Let us now look at how to carry out sansangasana or the Rabbit pose:

  • Sit on the mat in Vajrasana.
  • Let your arms rest along your sides and in the meantime lean forward with your torso, resting on your thighs, and with your forehead resting on the ground in front of your knees. Descending slowly press the chin towards the sternum, applying jalandhara bandha.
  • Exhaling lengthen your hands backwards and grasp your heels with your thumbs on the outside and the other fingers inwards.
  • As you exhale slowly lift the hips bringing them upwards, until the thighs are almost vertical, and arch the vertebral column like a wheel. Bring the upper part of the head close to the knees as much as possible.
  • Slowly lift your ankles resting your toes on the mat and hold tight your heels with your hands.
  • Try to keep your shoulders away from your ears, stretch the abdominal muscles and keep your ankles close to each other.
  •  Keep this pose until it gives you  relief, breathing normally.
  • To exit, exhale, progressively relax the muscles of the abdomen, simultaneously unroll the back vertebra after vertebra getting back to sitting on the heels.

BENEFITS OF SASANGASANA

  • Invigorates the back muscles and the abdominals.
  • Stretches the whole spine making it more flexible, mobile and elastic.
  • Improves posture.
  • Stimulates the endocrine glands of the body, adjusting and maintaining a good metabolic balance in general
  • Optimizes the digestive processes.
  • Reduces the stiffness of the back and neck.
  • Oxygenates the brain cells by reducing the feeling of mental fatigue, anxiety and depression.
  • Relieves the symptoms of seasonal colds and sinusitis.
  • Reduces insomnia, facilitating relaxation before sleep.

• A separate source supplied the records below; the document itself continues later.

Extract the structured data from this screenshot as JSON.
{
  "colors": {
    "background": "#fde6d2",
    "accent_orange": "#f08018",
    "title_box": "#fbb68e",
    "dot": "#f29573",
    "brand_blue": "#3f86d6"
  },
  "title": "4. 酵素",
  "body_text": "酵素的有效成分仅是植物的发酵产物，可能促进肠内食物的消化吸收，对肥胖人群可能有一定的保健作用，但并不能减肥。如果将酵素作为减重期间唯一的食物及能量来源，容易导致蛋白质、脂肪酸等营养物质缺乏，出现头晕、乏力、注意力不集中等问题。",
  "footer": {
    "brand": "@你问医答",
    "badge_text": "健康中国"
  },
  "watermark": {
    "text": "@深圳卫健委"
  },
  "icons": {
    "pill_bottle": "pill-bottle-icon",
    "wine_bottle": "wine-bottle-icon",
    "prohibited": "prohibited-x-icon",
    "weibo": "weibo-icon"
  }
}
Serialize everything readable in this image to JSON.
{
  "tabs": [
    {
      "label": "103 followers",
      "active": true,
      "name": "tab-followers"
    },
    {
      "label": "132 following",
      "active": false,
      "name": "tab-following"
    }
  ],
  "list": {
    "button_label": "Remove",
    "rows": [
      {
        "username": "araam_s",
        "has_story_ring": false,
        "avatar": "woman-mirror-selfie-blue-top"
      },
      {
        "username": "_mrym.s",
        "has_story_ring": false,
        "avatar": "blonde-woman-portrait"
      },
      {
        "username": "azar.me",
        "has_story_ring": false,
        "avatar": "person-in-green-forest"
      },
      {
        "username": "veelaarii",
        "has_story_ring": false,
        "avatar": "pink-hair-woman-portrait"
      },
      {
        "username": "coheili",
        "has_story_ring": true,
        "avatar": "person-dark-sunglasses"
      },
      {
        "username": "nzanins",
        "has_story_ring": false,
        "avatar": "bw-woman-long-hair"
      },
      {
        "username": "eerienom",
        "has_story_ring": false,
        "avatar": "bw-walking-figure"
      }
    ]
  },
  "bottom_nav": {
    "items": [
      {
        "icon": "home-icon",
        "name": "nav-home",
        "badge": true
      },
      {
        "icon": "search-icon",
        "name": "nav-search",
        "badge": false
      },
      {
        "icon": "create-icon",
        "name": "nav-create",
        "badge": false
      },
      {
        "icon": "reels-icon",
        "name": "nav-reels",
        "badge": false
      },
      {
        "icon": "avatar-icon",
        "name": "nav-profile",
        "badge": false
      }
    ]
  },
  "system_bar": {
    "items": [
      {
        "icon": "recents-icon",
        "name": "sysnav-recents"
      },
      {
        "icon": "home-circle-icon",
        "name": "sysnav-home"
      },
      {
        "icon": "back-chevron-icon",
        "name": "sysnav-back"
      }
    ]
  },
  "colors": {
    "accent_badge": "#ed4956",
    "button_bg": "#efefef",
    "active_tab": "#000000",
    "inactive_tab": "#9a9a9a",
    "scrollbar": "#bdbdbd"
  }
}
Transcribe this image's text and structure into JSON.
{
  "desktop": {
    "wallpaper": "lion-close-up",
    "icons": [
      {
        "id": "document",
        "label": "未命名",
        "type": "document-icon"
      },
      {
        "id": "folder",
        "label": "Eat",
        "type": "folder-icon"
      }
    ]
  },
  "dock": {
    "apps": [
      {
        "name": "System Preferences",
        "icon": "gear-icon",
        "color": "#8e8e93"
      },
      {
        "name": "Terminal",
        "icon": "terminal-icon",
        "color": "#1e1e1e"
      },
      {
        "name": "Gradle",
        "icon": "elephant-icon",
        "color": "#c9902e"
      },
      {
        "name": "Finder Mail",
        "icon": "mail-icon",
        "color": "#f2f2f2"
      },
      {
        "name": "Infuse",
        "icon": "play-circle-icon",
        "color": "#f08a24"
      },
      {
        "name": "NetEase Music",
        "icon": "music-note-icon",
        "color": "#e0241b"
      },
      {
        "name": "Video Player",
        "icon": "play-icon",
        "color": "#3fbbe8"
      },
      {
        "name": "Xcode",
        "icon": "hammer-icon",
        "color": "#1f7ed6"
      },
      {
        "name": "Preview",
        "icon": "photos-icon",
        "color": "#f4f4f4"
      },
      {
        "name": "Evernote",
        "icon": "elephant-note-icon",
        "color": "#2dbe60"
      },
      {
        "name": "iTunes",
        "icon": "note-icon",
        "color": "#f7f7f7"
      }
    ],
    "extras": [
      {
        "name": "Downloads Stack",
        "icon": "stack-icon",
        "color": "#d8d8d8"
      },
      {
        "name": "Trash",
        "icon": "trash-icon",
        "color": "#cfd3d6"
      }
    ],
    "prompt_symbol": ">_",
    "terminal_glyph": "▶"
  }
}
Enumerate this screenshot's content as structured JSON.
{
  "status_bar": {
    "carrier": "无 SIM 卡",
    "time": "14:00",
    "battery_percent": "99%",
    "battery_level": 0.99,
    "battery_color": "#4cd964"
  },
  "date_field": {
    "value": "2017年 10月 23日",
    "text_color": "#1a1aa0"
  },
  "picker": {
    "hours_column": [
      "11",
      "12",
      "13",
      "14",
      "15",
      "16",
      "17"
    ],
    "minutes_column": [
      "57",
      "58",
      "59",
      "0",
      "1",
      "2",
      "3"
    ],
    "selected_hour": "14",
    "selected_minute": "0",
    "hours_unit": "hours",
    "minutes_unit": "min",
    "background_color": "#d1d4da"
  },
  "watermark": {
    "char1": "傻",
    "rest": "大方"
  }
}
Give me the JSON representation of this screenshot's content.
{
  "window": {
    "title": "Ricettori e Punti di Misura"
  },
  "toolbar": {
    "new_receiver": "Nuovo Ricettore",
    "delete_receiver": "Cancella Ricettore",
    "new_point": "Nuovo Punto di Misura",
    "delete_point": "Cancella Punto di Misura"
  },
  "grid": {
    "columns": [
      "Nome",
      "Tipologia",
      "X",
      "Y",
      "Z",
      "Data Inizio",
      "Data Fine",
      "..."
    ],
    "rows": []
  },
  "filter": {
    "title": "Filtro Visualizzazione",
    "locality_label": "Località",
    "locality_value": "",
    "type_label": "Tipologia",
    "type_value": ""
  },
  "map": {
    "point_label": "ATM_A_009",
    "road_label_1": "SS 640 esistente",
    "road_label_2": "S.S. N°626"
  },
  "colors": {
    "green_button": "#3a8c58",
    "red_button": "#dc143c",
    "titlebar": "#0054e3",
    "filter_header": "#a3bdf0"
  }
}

THE CONTRAINDICATIONS OF SASANGANSA

Let us now take a look at the contraindications of this position

– This position must be practiced with prudence, in case of problems with the spine, neck in particular, or if you have recently suffered traumas or surgery at these levels.

– Sasangasana should be avoided if you suffer from vertigo, glaucoma or high blood pressure that is not well controlled and in an advanced stage of pregnancy.